Received another Costco advertising booklet in the mail today.  Stuff for sale and on sale.  Costco is fairly internet savvy.  Funny they are sending out dead tree media to promote business.

In the 11/1/14 edition of Forbes, page 11, the Chief Product Officer (?!) of that august org give a rundown on online advertising... doesn't look good.  I ran the numbers on his percents:

Ad viewability - only 5 in 10, 000 readers click on a display ad, but only 70% of readers see the ad in the first place.  Hmm... 10,000 is 70% of 14,286...  and 5 into 14,286 is .00035.  So ad impressions online is about 35/100th of 1%.  Now mail order catalogs, dead tree media, gets sales of 1/10th or 1% of impressions.  Online advertising only gets about 1/3rd the views of catalog sales.

It is interesting no one can bring themselves to admit what the sales rate is with online advertising.

Fraudulent Traffic...  and even if someone did report a click, who knows if it is accurate?  The numbers above include fraudulent traffic meant to make online advertising look good one way or another, some 36% of internet traffic being fake.

This is a problem with building a system on something started by the Hegemon.  The internet was invented as a closed system with some rather brutal responses to people messing about.  In 1980 that system changed, telecom was deregulated and the first order of business as to create a system that relied on technology and property rights to control fraud and force.  Never happened.  AOL and Apple gave it a try, Apple largely succeeding, as far as they could influence.

But Microsoft got the government contracts and within the Hegemon productivity does not matter. Spam rules.  And with no rational limit on what can be financed by lending credit, we built out a system that is pretty bad as to security, and then charged it to the grandkids.  Capitalism is an awful system.

Since online advertising is ineffective and rife with fraud, Forbes Chief Product Officer D'Vorkin notes some online sites are promising 250 hours of in-view time for an ad.  Fine, but what about sales for that time at what cost?

I've been offering people who try to sell me on online advertising a bounty of $47.50 per sale, a 50% affiliate fee or anything you want to call it.  15 years in, no takers.  I am sure because they know it cannot be done economically.

Google Ads will allow you to track from click to sale so you can associate your ad costs to actual sales, but true to Google form, Google Ads cannot be used by anyone short of computer scientists.  I meet countless people who say "yes, tried Google Ads, could never figure it out."  That is either on purpose or they have so much false economy ad revenue that why bother with mere viable businesses?

Forbes notes that now more dollars are going into programmatic buying, where computers are matching ad opportunities with big data at lightening speed, no need to humans.  Would love to hear if that is effective.  Maybe so.

The Chief Product Officer says Forbes was on the cutting edge in 2010 with native advertising, in which "50 marketing partners publish content" on Forbes.  Is slapping a by-line on a advertiser's press release all that new?

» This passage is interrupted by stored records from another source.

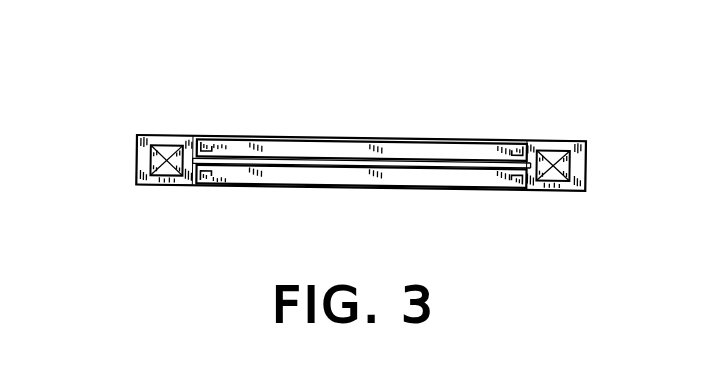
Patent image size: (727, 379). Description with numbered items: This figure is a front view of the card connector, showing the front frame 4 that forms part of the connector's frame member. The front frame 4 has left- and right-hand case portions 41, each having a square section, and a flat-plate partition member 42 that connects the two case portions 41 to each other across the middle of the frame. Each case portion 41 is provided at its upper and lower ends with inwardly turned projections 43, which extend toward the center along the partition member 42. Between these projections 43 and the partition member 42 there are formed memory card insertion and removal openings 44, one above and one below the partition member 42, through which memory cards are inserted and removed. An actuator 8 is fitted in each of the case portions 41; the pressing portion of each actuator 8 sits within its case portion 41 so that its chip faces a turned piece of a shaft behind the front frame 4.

The front frame 4 is at (565, 139).
The case portion 41 is at (136, 157).
The partition member 42 is at (363, 168).
The projection 43 is at (206, 137).
The memory card insertion and removal opening 44 is at (292, 139).
The actuator 8 is at (168, 176).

There is massive malinvestment and misallocation in media.  When the bust comes, there will be a shake-out and the false economy rags will fail and an organic set of winners will emerge.  Unless president Hillary can get in there fast enough and post gatekeepers on a controlled-by-subsidy media.

Feel free to forward this by email to three of your friends.


2 comments:

Jason said...

Really interesting post John. When I think about it, this is crazy. Facebook bought Whats App for $19 billion dollars a while ago pretty much solely based on the fact that Whats App had 400 million users and that equals x amount of ad space that Facebook could sell for big bucks $$.

But as your post shows, the potential "clicks" are really so limited anyways. If I read this right, we can then assume that pretty much the whole social media industry (as a revenue producer) is fake. It is a loser. It would be impossible for all these companies to produce the type of potential income they claim to if they are really only generating such a small percentage of "clicks". Then does this qualify as one of the biggest bubbles of all time?

John Wiley Spiers said...

There is no rational limit to what can be "financed" when one is free to lend credit. What malinvestments and misallocations follow don't really much matter, but at some point, with no rational basis, it will all come crashing down. That a company I bought a shirt form is busy spending more trying to entice me to buy more than they earned on the sale of the shirt will at some point end badly for that company (the could just ask me if I'll buy again, and if not why not.) But no, advertising paid for with credit at near zero interest keeps some people busy.